“What do you mean your purse is gone, we’ve been WATCHING OUR BAGS, it’s not possible” I said at double speed, in disbelief.
We checked the tiny handbag, again and again (just incase) I began to pat myself all over (Why?) incase it had somehow, as if by magic, found it’s way onto my body. But no. The purse was gone. The purse, 400 euros, 2 credit cards, a debit card, a driving license and an E111. The whole kit and caboodle. Destitute before we’d even unpacked.
“I’ve been robbed, robbed, it’s all gone” said my Mother.
“We need a credit card for the room please” repeated the receptionist.
“What IS the spanish word for ‘Empathy’ “ I asked as I tried not to throw my credit card at the lovely sinorita.
I was incensed that my Mother had been pick pocketed right in front of my beady eyes. I thought of the journey and who could have done it.
“It’s that MAN. The well dressed man, who helped you with your case, YEAH.. WHILST HIS OPPO nicked your purse!”
See how I deduced that. Sherlock.
Whilst my Mother spent hours in our room, cancelling all her cards and begging for money to be delivered to Western Union, I nipped downstairs to get a well earned beverage for us both.
“A jug of sangria por favor” I said to the waiter “And make it a good one” I added with a wink. Trust me, this sangria was so potent I made him write down the recipe for medicinal purposes.
Two hours later, with a future mobile bill from hell, my Mother had managed to secure a transfer of money and cancel her cards. Next stop- police station.
We decided, as it was now 10 pm that we’d get a taxi. I threw my bag, phone and card into the safe and stuffed some cash into the pockets of my tightest jeans. Even Boy George couldn’t get her frisky hands in there.
The Argentinean taxi driver listened intently as my Mother told her story. When he dropped us at ‘The Ramblas’ he said “Be VERY careful. VERY BAD PEOPLE on Ramblas. Knives”
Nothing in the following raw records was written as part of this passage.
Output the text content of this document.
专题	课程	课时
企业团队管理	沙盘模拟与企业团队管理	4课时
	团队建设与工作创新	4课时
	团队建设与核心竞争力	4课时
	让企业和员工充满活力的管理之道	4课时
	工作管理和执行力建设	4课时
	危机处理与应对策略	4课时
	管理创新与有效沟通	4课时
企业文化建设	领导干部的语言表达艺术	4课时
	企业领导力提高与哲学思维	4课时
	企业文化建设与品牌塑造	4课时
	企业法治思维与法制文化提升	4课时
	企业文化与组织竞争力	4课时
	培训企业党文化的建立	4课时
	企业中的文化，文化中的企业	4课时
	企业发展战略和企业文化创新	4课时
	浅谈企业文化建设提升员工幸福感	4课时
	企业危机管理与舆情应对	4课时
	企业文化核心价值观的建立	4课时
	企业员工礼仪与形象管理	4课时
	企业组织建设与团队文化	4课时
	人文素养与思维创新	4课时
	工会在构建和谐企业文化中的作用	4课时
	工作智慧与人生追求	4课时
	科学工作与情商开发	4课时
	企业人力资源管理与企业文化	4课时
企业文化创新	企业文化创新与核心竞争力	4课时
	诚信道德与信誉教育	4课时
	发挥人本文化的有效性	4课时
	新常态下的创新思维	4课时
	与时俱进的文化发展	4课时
“Oh goody. Just what I wanted to hear mate” I replied with a smile.
Off we went through the hoards of revellers. I clutched the arm of my Mother as though she were a 4 year old and gave the black eyed stare of a psycho vigilante, to anyone that came within 5 feet of my aura.
First stop – Western Union.
“Watch your passport” I urged as my Mother collected her money. I stood, like a hungry Dobermann, waiting for potential robbers/murderers/nutters/etc to attack. I think I have mastered the ability to instill fear.
Then we had to find the police station. The on duty copper, behind the desk, was far more interested in the pert little arse hanging out of a g-string style pair of denim shorts, of the blonde girl as she was leaving the building.
After writing down our incident with about as much enthusiasm as a teenager on a saga trip, he told us to wait in a large room opposite. A bland room with chairs, a clock and white walls. Have you ever played eye spy in a Spanish police station? I have. With very little to go on we had to really use our imagination. I have to say I’ve played easier games of chess. It took two hours and several trips back to the police counter before they decided, in their wisdom, to let my Mother fill out the form herself. It took them two hours to come up with that solution. Awesome.
I’ve got to be honest, at this stage I wasn’t feeling the love. Though the sangria was helping, I was weary, annoyed, upset and hoping that the robbing bastard was choking on his tapas.
Eventually, at some point past midnight, we crawled into our beds.
The next day, I decided that though vigilance was the word of the day, I was not going to allow the incident to ruin our weekend. So, here’s what I loved about Barcelona:
One of Gaudi’s houses. The man is genius.
Sagrada familia. Like something out of a fairy tale book. I loved it.
Just look at the inside. Supposed to resemble a forest as Gaudi took his inspiration from nature. Did I mention that I love him?
Just LOOK at that ceiling. The detail! I know, I’m obsessing.
Just one of the many sculptures built into the crevices.
All of a sudden I was distracted by chocolate.
Food can be very artistic, don’t you think?
La Ramblas. Very bad people. I think it’s ok if you watch your bag.
A marvellous, arty construction on the beach.
Doesn’t this just make you want to walk down the street!
Sitges. A beautiful, little seaside town, half an hour by train from Barcelona.
See that storm coming? I got soaked.
Highs: Barcelona is beautiful city with with wide boulevards, fabulous architecture, wonderful food (and sangria) cheap metro travel and oozing with culture.
Lows: Watch your bag. Oh, and listen to your parents even though they don’t practise what they preach.